Un-heimlich no es en modo alguno lo opuesto de heimlich, no es en modo alguno lo que destruye la casa, agrediéndola desde afuera. Todo Heim es Un-heim, porque toda casa, todo lugar “nuestro”, es tal solamente cuando “toca” aquello que no es. Solo porque así ek-siste en sí mismo.

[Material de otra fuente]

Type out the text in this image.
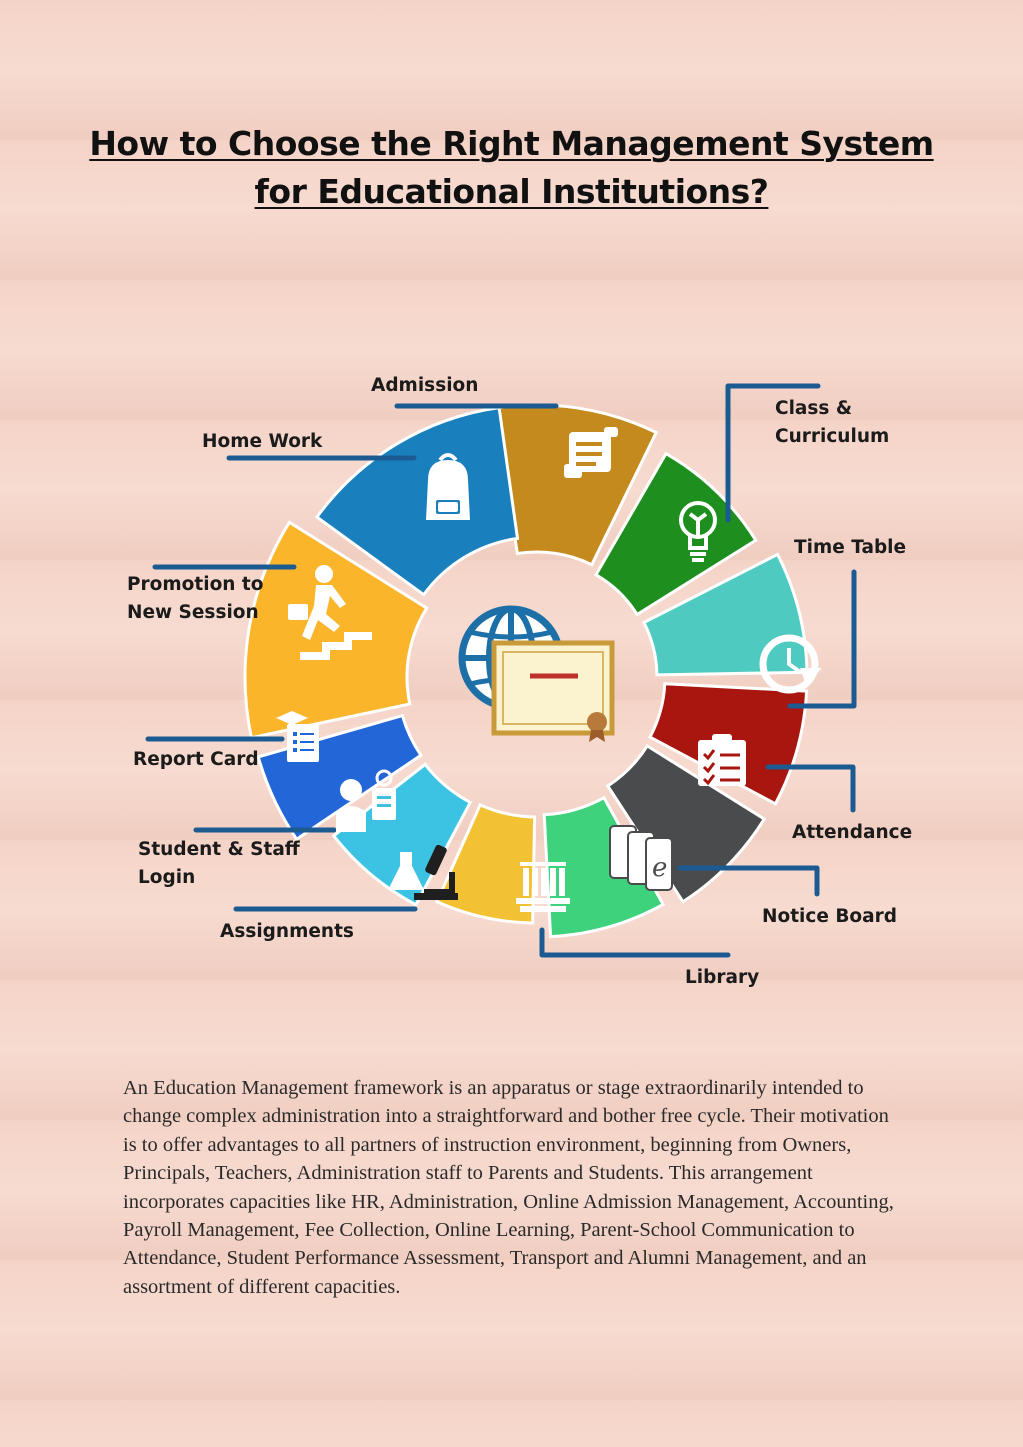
How to Choose the Right Management System
for Educational Institutions?
e
Admission
Class &
Curriculum
Time Table
Attendance
Notice Board
Library
Assignments
Student & Staff
Login
Report Card
Promotion to
New Session
Home Work

An Education Management framework is an apparatus or stage extraordinarily intended to change complex administration into a straightforward and bother free cycle. Their motivation is to offer advantages to all partners of instruction environment, beginning from Owners, Principals, Teachers, Administration staff to Parents and Students. This arrangement incorporates capacities like HR, Administration, Online Admission Management, Accounting, Payroll Management, Fee Collection, Online Learning, Parent-School Communication to Attendance, Student Performance Assessment, Transport and Alumni Management, and an assortment of different capacities.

Querido amigo, ¿recuerda cómo el gran Florenskij nos advertía sobra la sabiduría del lenguaje? En ruso drugoj significa otro y drug es amigo. “En la amistad” significa por ello estar con el otro —amar lo terrible que aparece en el rostro del prójimo, afrontar su noche
Post Scriptum II: ¿Epílogo?
(De “Carta III: Spes contra Spem”)
Sin embargo, querido amigo, ¿cuán difícil es escuchar el respiro de esta palabra del Señor en el tumulto definitivo del desvelarse de su potencia? ¿Pero cómo, por otra parte, más profunda y claramente, revelarle el hálito más profundo, el pneûma esencial? ¿Podrá alguna vez entenderlo el otro protagonista de nuestra obra, Satanás, que se presenta al inicio entre los hijos del Señor, aquel que habita el Jardín mucho antes que Adán y Eva, el Iblís coránico que ‘inventa’ el arte del silogismo para juzgar al Señor mismo? ¿Cómo es posible que el ‘lógico’ por excelencia calle al final? ¿Pero es posible imaginar una ‘respuesta’?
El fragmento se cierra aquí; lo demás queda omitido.